During this global pandemic due to COVID-19, there are those who are suffering and have been left to their own defenses. Truth be told, it is suffering compounded, bad made worse, hell and highwater. It can be difficult to keep the faith as their world falls apart. Don’t judge them. Then there are others of us who are limping but moving right along, sweeping pieces of the sky from the floor—because this is not the first time that our world has fallen apart. Don’t be amazed; we simply bear witness to the resurrection.
“The author and finisher of our faith” felt abandoned and questioned God’s will for his life in the garden of Gethsemane and God’s absence while he suffered on the cross.

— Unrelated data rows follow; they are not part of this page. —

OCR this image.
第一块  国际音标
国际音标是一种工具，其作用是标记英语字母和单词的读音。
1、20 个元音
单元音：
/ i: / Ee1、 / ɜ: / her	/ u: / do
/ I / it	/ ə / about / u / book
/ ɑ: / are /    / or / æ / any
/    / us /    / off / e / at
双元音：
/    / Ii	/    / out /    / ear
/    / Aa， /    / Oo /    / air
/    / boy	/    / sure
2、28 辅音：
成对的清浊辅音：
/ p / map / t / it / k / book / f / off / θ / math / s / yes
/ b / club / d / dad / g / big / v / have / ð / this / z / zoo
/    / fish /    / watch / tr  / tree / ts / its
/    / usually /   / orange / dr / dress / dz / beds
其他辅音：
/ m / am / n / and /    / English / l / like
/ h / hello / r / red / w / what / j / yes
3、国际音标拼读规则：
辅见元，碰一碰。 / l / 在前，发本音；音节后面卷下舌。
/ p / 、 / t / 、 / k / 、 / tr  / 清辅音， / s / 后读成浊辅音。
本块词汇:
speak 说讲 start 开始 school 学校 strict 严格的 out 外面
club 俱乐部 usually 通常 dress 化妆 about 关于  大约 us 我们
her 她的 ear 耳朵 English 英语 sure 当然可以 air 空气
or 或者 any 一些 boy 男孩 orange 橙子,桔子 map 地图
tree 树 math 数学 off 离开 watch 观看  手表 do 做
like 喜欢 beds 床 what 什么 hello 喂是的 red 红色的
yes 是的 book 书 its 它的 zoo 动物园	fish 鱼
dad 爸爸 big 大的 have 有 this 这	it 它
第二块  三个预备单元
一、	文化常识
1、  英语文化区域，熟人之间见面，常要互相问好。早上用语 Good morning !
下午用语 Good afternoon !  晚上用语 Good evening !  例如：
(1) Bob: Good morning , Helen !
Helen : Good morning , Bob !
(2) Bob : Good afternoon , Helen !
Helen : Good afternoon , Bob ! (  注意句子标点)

You also don’t lack faith and it does not make you less of a believer because you have questions. In fact, it is very Christlike. You are not alone in your questions and in your lament. Jesus is right there with you. Feel free to repeat after him. He knows how it feels when things don’t add up, when you did everything right and everything turned out wrong, when your intention was good and your motivations were pure, and now your faith hangs in the balance, when God tells you to be somewhere and then doesn’t show up, when you surrender all and when God leaves you hanging. Amen.
 Luke 23.43
 Howard G. Hageman, We Call This Friday Good, (Philadelphia, PA: Muhlenberg Press, 1961), 11.
 Second Peter 3.16
 John 9.2-3, NRSV
 This is a play on Judy Blume’s wildly popular book, Are you there, God? It’s me, Margaret. A personal childhood favorite of mine.
 It is believed that some persons are able to get a hearing and perhaps an answer from God. This expression is used to connote such meaning: “Can she get a prayer through?”
 This is a play on Jonathan Edwards famous sermon title “Sinners in the hands of an angry God.”
 John 14.9
 Blaine McCormick & David Davenport, Shepherd Leadership: Wisdom for Leaders from Psalm 23, (San Francisco, CA: Jossey- Bass, 2003), 41.
 John 16.33, NIV
 John 16.33, NRSV
 A play on the expression, “Come hell or highwater.”